AS LAWYER
A Negro is eligible to practice law in every State; that is, nothing to the contrary appears in any of the State or Federal statutes now in force. Negroes may be admitted to the bar everywhere upon proving the same qualifications and passing the same examinations as required of other applicants for license. But this has not always been so. The privilege of practicing law in Iowa,[[589]] for instance, was, until 1870, restricted to white males. In that year it was extended to women and to members of other races than the white. Only one State appears to have considered it needful to guarantee by statutory enactment the right to practice law to the Negro. An act of the Colorado[[590]] legislature in 1897 reads: “No persons shall be denied the right to practice as aforesaid on account of race or sex.”
In 1877, a Negro, with a license to practice law in Massachusetts and the Circuit and District courts of the United States in the city of Baltimore, applied for a license to practice in the State courts of Maryland. The laws of Maryland[[591]] of 1872 limited the privilege of admission to the bar to white male citizens. The Negro brought suit because he was refused admission to the Maryland bar, and the Court of Appeals of Maryland[[592]] held that the State had a right to limit the privilege of practicing law to white males, holding that such a limitation did not violate the Fourteenth Amendment. The court said, in part: “The privilege of admission to the office of an attorney cannot be said to be a right or immunity belonging to the citizen, but is governed and regulated by the Legislature, which may prescribe the qualifications required and designate the class of persons who may be admitted. The power of regulating the admission of attorneys in the courts of a State is one belonging to the State, and not to the Federal Government. As said by Mr. Justice Bradley in Bradwell’s case:[[593]] ‘In the nature of things it is not every citizen of every age, sex and condition that is qualified for every calling and position. It is the prerogative of the legislator to prescribe regulations founded on nature, reason and experience, for the due admission of qualified persons to professions and callings demanding special skill and confidence. This fairly belongs to the police power of the State.’” According to the opinion in this case, which has not been overruled so far as has been found, a State legislature may, in the exercise of its police power, limit the privilege of practicing law to white males or to white people, and thus debar the Negro altogether. In the latest collection of Maryland laws, however, that of 1904, no mention is made of race in the prescribed qualifications for admission to the bar, but no express repeal has been found in the annual statutes of the law of 1872 which limited the privilege of practicing law to white males. The presumption is, however, that Maryland, in common with the other States, now admits Negro applicants on the same terms as white.

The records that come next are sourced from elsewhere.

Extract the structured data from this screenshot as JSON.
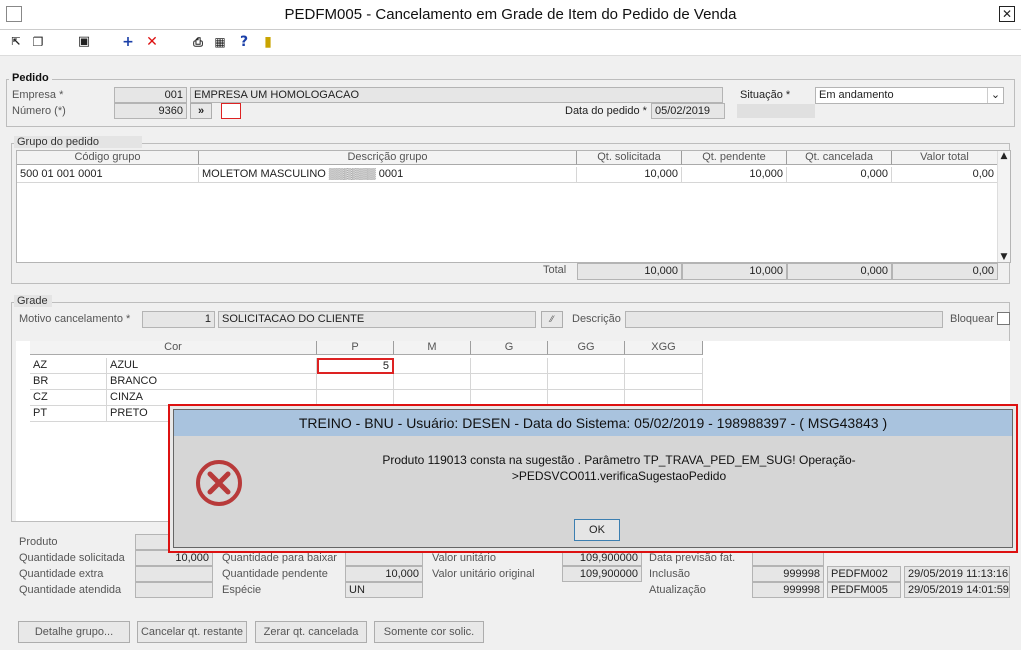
{
  "window": {
    "title": "PEDFM005 - Cancelamento em Grade de Item do Pedido de Venda",
    "close": "✕"
  },
  "pedido": {
    "section": "Pedido",
    "empresa_label": "Empresa *",
    "empresa_code": "001",
    "empresa_name": "EMPRESA UM  HOMOLOGACAO",
    "numero_label": "Número (*)",
    "numero": "9360",
    "situacao_label": "Situação *",
    "situacao": "Em andamento",
    "data_label": "Data do pedido *",
    "data": "05/02/2019"
  },
  "grupo": {
    "section": "Grupo do pedido",
    "headers": [
      "Código grupo",
      "Descrição grupo",
      "Qt. solicitada",
      "Qt. pendente",
      "Qt. cancelada",
      "Valor total"
    ],
    "rows": [
      [
        "500 01 001 0001",
        "MOLETOM MASCULINO ▒▒▒▒▒▒ 0001",
        "10,000",
        "10,000",
        "0,000",
        "0,00"
      ]
    ],
    "total_label": "Total",
    "totals": [
      "10,000",
      "10,000",
      "0,000",
      "0,00"
    ]
  },
  "grade": {
    "section": "Grade",
    "motivo_label": "Motivo cancelamento *",
    "motivo_code": "1",
    "motivo_desc": "SOLICITACAO DO CLIENTE",
    "descricao_label": "Descrição",
    "bloquear_label": "Bloquear",
    "headers": [
      "Cor",
      "P",
      "M",
      "G",
      "GG",
      "XGG"
    ],
    "rows": [
      {
        "code": "AZ",
        "name": "AZUL",
        "p": "5"
      },
      {
        "code": "BR",
        "name": "BRANCO",
        "p": ""
      },
      {
        "code": "CZ",
        "name": "CINZA",
        "p": ""
      },
      {
        "code": "PT",
        "name": "PRETO",
        "p": ""
      }
    ]
  },
  "produto": {
    "produto_label": "Produto",
    "qt_sol_label": "Quantidade solicitada",
    "qt_sol": "10,000",
    "qt_extra_label": "Quantidade extra",
    "qt_atend_label": "Quantidade atendida",
    "qt_baixar_label": "Quantidade para baixar",
    "qt_pend_label": "Quantidade pendente",
    "qt_pend": "10,000",
    "especie_label": "Espécie",
    "especie": "UN",
    "vu_label": "Valor unitário",
    "vu": "109,900000",
    "vuo_label": "Valor unitário original",
    "vuo": "109,900000",
    "prev_label": "Data previsão fat.",
    "inc_label": "Inclusão",
    "inc_user": "999998",
    "inc_prog": "PEDFM002",
    "inc_date": "29/05/2019 11:13:16",
    "atu_label": "Atualização",
    "atu_user": "999998",
    "atu_prog": "PEDFM005",
    "atu_date": "29/05/2019 14:01:59"
  },
  "buttons": {
    "detalhe": "Detalhe grupo...",
    "cancelar": "Cancelar qt. restante",
    "zerar": "Zerar qt. cancelada",
    "somente": "Somente cor solic."
  },
  "dialog": {
    "title": "TREINO - BNU - Usuário: DESEN - Data do Sistema: 05/02/2019 - 198988397 - ( MSG43843 )",
    "line1": "Produto 119013 consta na sugestão . Parâmetro TP_TRAVA_PED_EM_SUG! Operação-",
    "line2": ">PEDSVCO011.verificaSugestaoPedido",
    "ok": "OK",
    "error_color": "#b83a3a"
  }
}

It is generally known that Negro lawyers in the Southern States are few, and it is considered that the field there for the Negro lawyer is not promising. There were seven hundred and twenty-eight Negro lawyers in the United States in 1900. The following notice in The Emmanuel Magazine of July 3, 1909, a monthly publication by a Negro in Washington, North Carolina, is interesting in this connection: “Mr. E. W. Canady, a respectable colored lawyer of Durham, N. C., not long since received three thousand four hundred dollars for his service at the bar in representing one case. This speaks more for him than anything else possibly could. It shows the public’s confidence in his ability both as a lawyer and a gentleman of integrity. It also shows that, at least in some cases, a Negro can get justice in a Southern court, not only for himself, but for others. The profession of law is the most difficult one a colored man can follow in the South, because he must deal with white judges, white jurors, white lawyers, and, sometimes, white witnesses, and a public sentiment which is created by the whites. If he keep his soul well equipoised and act gently and manfully—not bootlicking, but seeking the peace of the city wherein he dwelleth, as Jeremiah advised the Jews of Babylon to do, he can fare equally as well, if not better, in the South as he can in the North. I was not a little surprised when I asked Mr. Canady how the judges treated him and he said, ‘Oh, they’ll treat you all right, if you act rightly; they are bound to follow the law, you know.’ This should encourage more young men to take up this profession.”